My next appointment with my regular doctor is tomorrow. I'm not usually nervous about my appointments, but this one I am.
At my last appointment, I asked him for a referral to a rheumatologist because my fibro is not even close to under control. My fatigue is ridiculous, not much of anything helps me sleep, and I'm constantly in pain. I have to do something to try and feel better, as much as I can. He basically flat-out refused and just told me I needed to have weight loss surgery, and that would cure about 90% of my fibro issues. This is complete bullshit!

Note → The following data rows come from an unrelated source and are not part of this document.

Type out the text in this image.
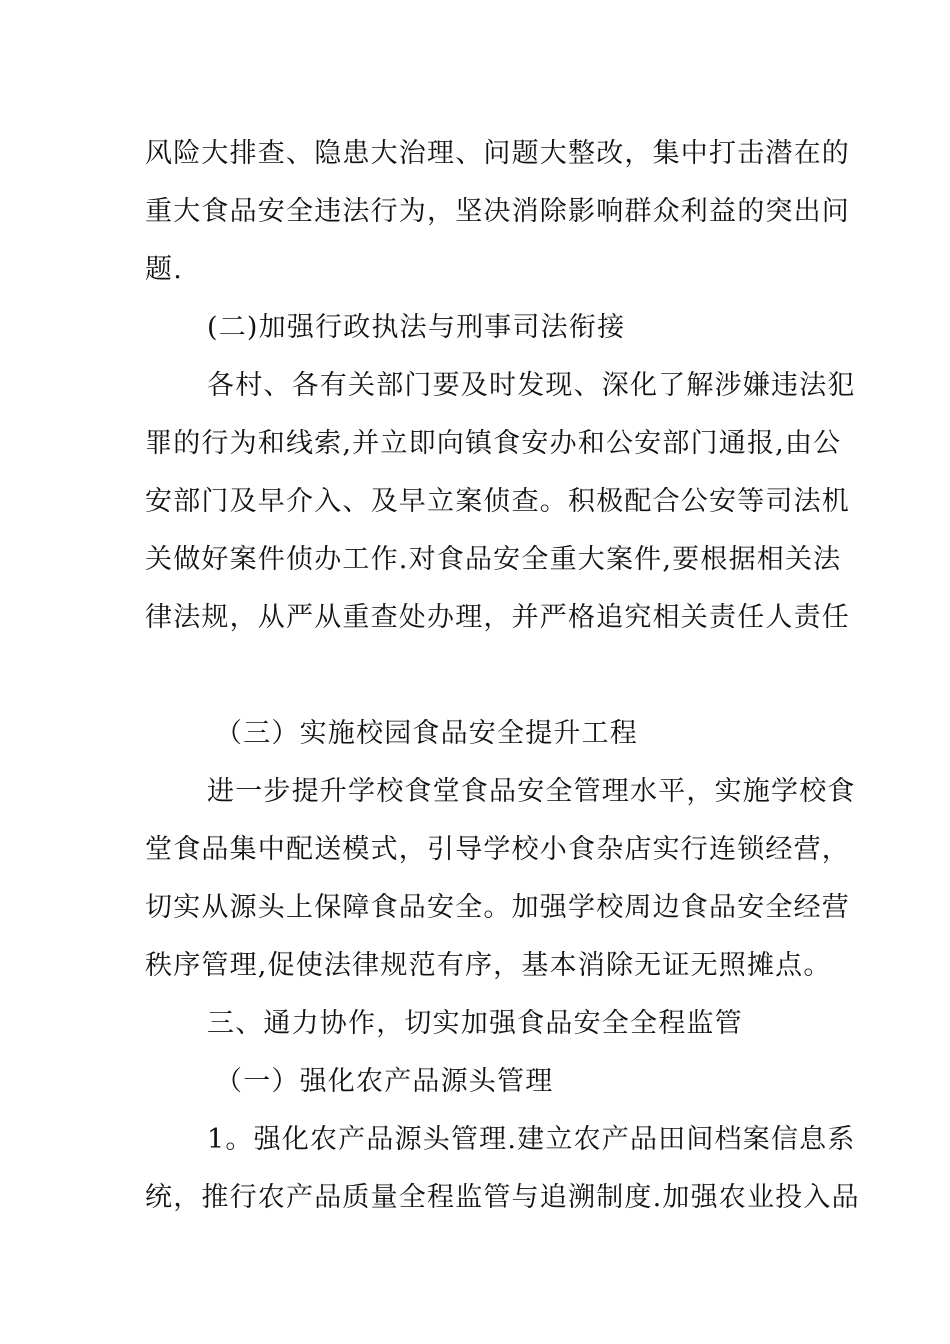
风险大排查、隐患大治理、问题大整改，集中打击潜在的
重大食品安全违法行为，坚决消除影响群众利益的突出问
题.
(二)加强行政执法与刑事司法衔接
各村、各有关部门要及时发现、深化了解涉嫌违法犯
罪的行为和线索,并立即向镇食安办和公安部门通报,由公
安部门及早介入、及早立案侦查。积极配合公安等司法机
关做好案件侦办工作.对食品安全重大案件,要根据相关法
律法规，从严从重查处办理，并严格追究相关责任人责任
（三）实施校园食品安全提升工程
进一步提升学校食堂食品安全管理水平，实施学校食
堂食品集中配送模式，引导学校小食杂店实行连锁经营，
切实从源头上保障食品安全。加强学校周边食品安全经营
秩序管理,促使法律规范有序，基本消除无证无照摊点。
三、通力协作，切实加强食品安全全程监管
（一）强化农产品源头管理
1。强化农产品源头管理.建立农产品田间档案信息系
统，推行农产品质量全程监管与追溯制度.加强农业投入品
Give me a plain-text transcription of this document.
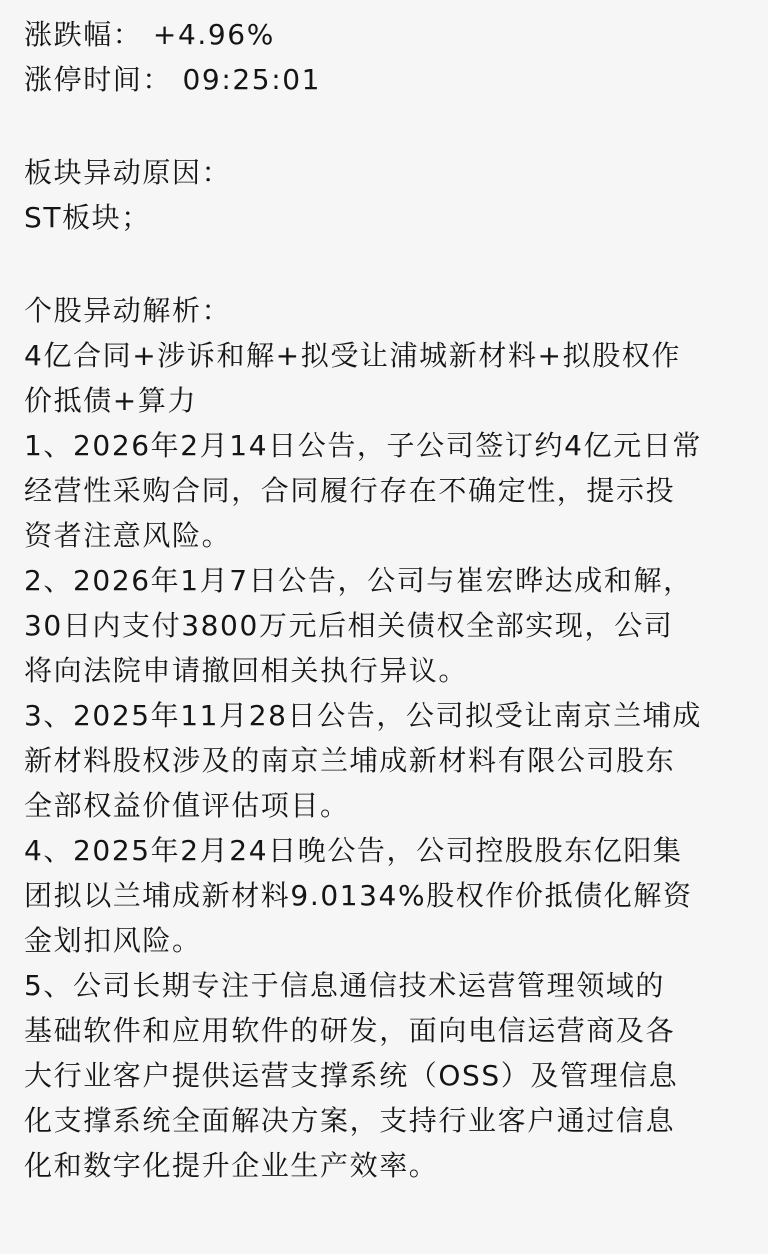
涨跌幅： +4.96%
涨停时间： 09:25:01
板块异动原因：
ST板块；
个股异动解析：
4亿合同+涉诉和解+拟受让浦城新材料+拟股权作
价抵债+算力
1、2026年2月14日公告，子公司签订约4亿元日常
经营性采购合同，合同履行存在不确定性，提示投
资者注意风险。
2、2026年1月7日公告，公司与崔宏晔达成和解，
30日内支付3800万元后相关债权全部实现，公司
将向法院申请撤回相关执行异议。
3、2025年11月28日公告，公司拟受让南京兰埔成
新材料股权涉及的南京兰埔成新材料有限公司股东
全部权益价值评估项目。
4、2025年2月24日晚公告，公司控股股东亿阳集
团拟以兰埔成新材料9.0134%股权作价抵债化解资
金划扣风险。
5、公司长期专注于信息通信技术运营管理领域的
基础软件和应用软件的研发，面向电信运营商及各
大行业客户提供运营支撑系统（OSS）及管理信息
化支撑系统全面解决方案，支持行业客户通过信息
化和数字化提升企业生产效率。
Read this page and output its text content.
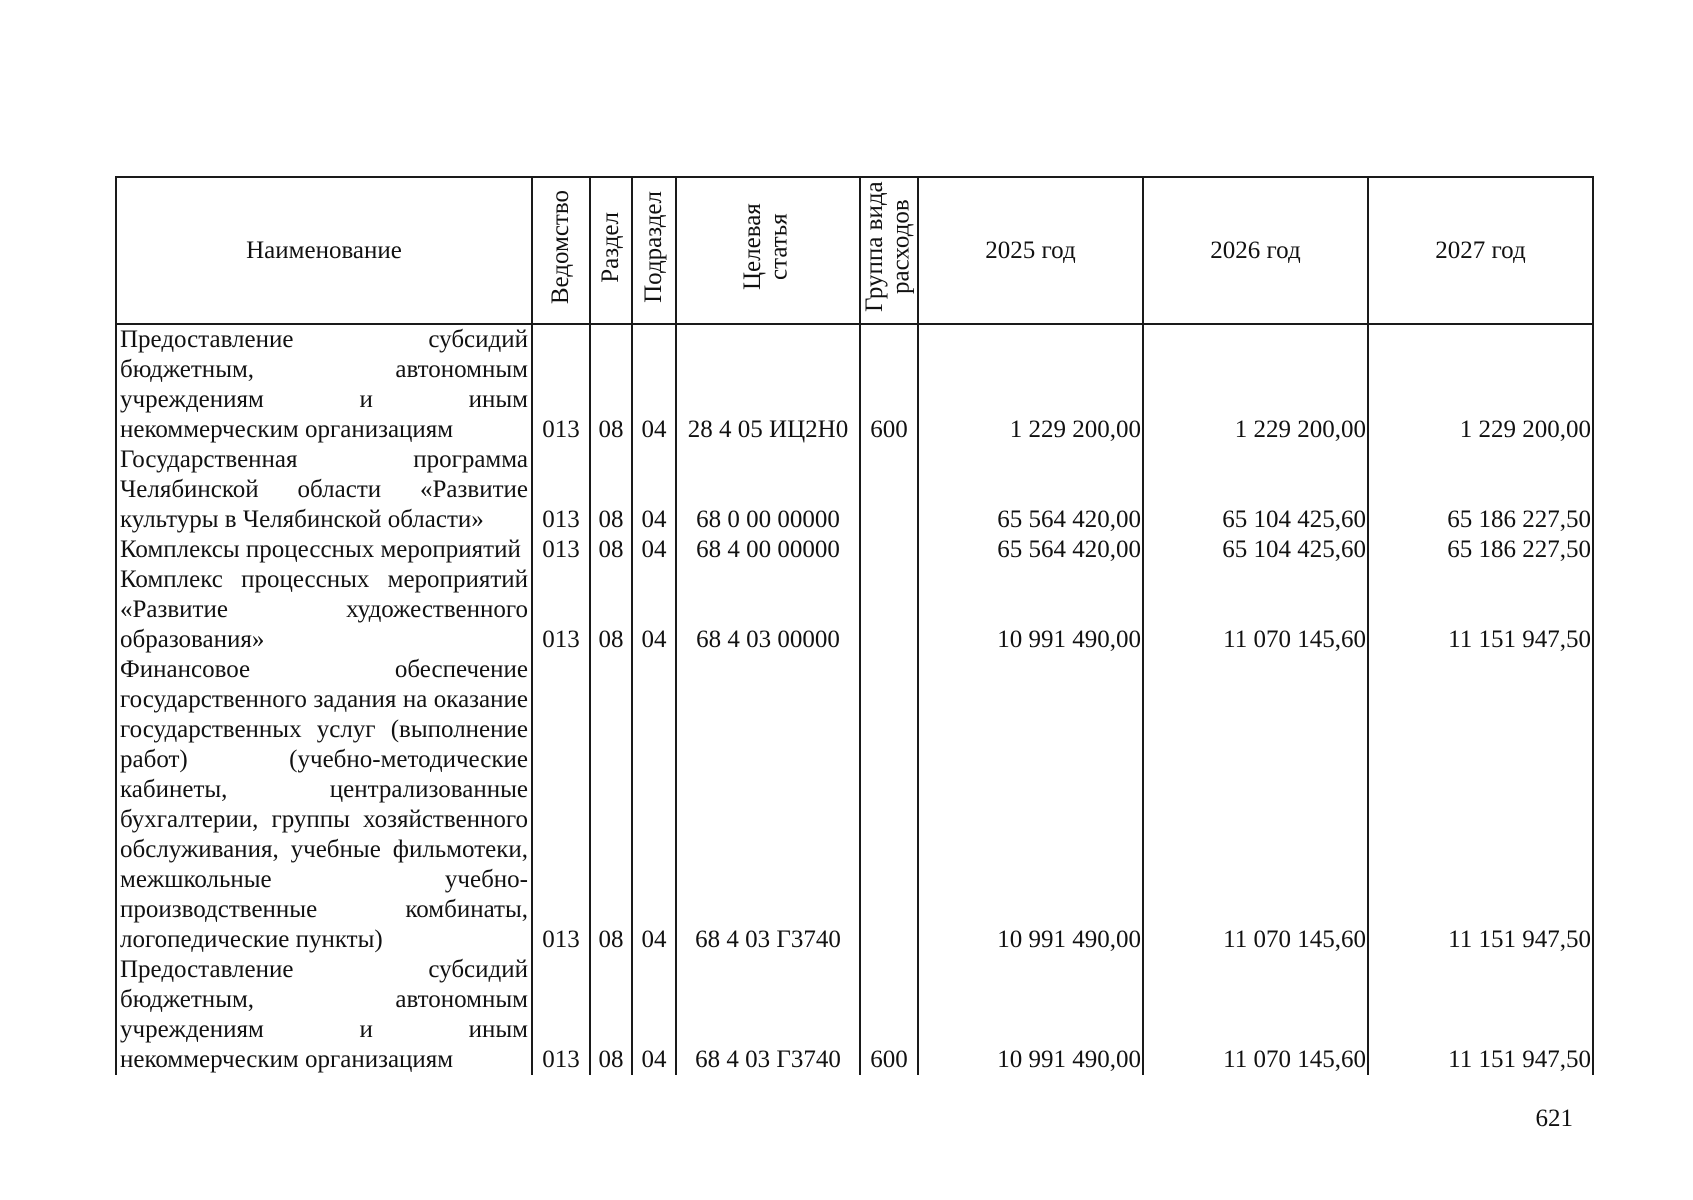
Наименование	Ведомство	Раздел	Подраздел	Целевая статья	Группа вида расходов	2025 год	2026 год	2027 год
Предоставление субсидий бюджетным, автономным учреждениям и иным некоммерческим организациям	013	08	04	28 4 05 ИЦ2Н0	600	1 229 200,00	1 229 200,00	1 229 200,00
Государственная программа Челябинской области «Развитие культуры в Челябинской области»	013	08	04	68 0 00 00000		65 564 420,00	65 104 425,60	65 186 227,50
Комплексы процессных мероприятий	013	08	04	68 4 00 00000		65 564 420,00	65 104 425,60	65 186 227,50
Комплекс процессных мероприятий «Развитие художественного образования»	013	08	04	68 4 03 00000		10 991 490,00	11 070 145,60	11 151 947,50
Финансовое обеспечение государственного задания на оказание государственных услуг (выполнение работ) (учебно-методические кабинеты, централизованные бухгалтерии, группы хозяйственного обслуживания, учебные фильмотеки, межшкольные учебно-производственные комбинаты, логопедические пункты)	013	08	04	68 4 03 Г3740		10 991 490,00	11 070 145,60	11 151 947,50
Предоставление субсидий бюджетным, автономным учреждениям и иным некоммерческим организациям	013	08	04	68 4 03 Г3740	600	10 991 490,00	11 070 145,60	11 151 947,50
621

There are people who are very skinny that still have fibro, and besides, I've been losing weight slowly on my own anyways, and that's the healthier way to do it. This has frustrated me to no end.
It made me think that I should find a new doctor, which I have been trying to do. But, different factors, mostly my insurance, is making it incredibly difficult. Only certain doctors are covered, plus I'd have to switch to the new doctor right away, before I even got to talk to them. That makes me completely uncomfortable. What if a new doctor would be just as bad or worse? And all my referrals would be missed up, my scripts would be messed up, etc. So basically my insurance is just making a difficult situation even more difficult.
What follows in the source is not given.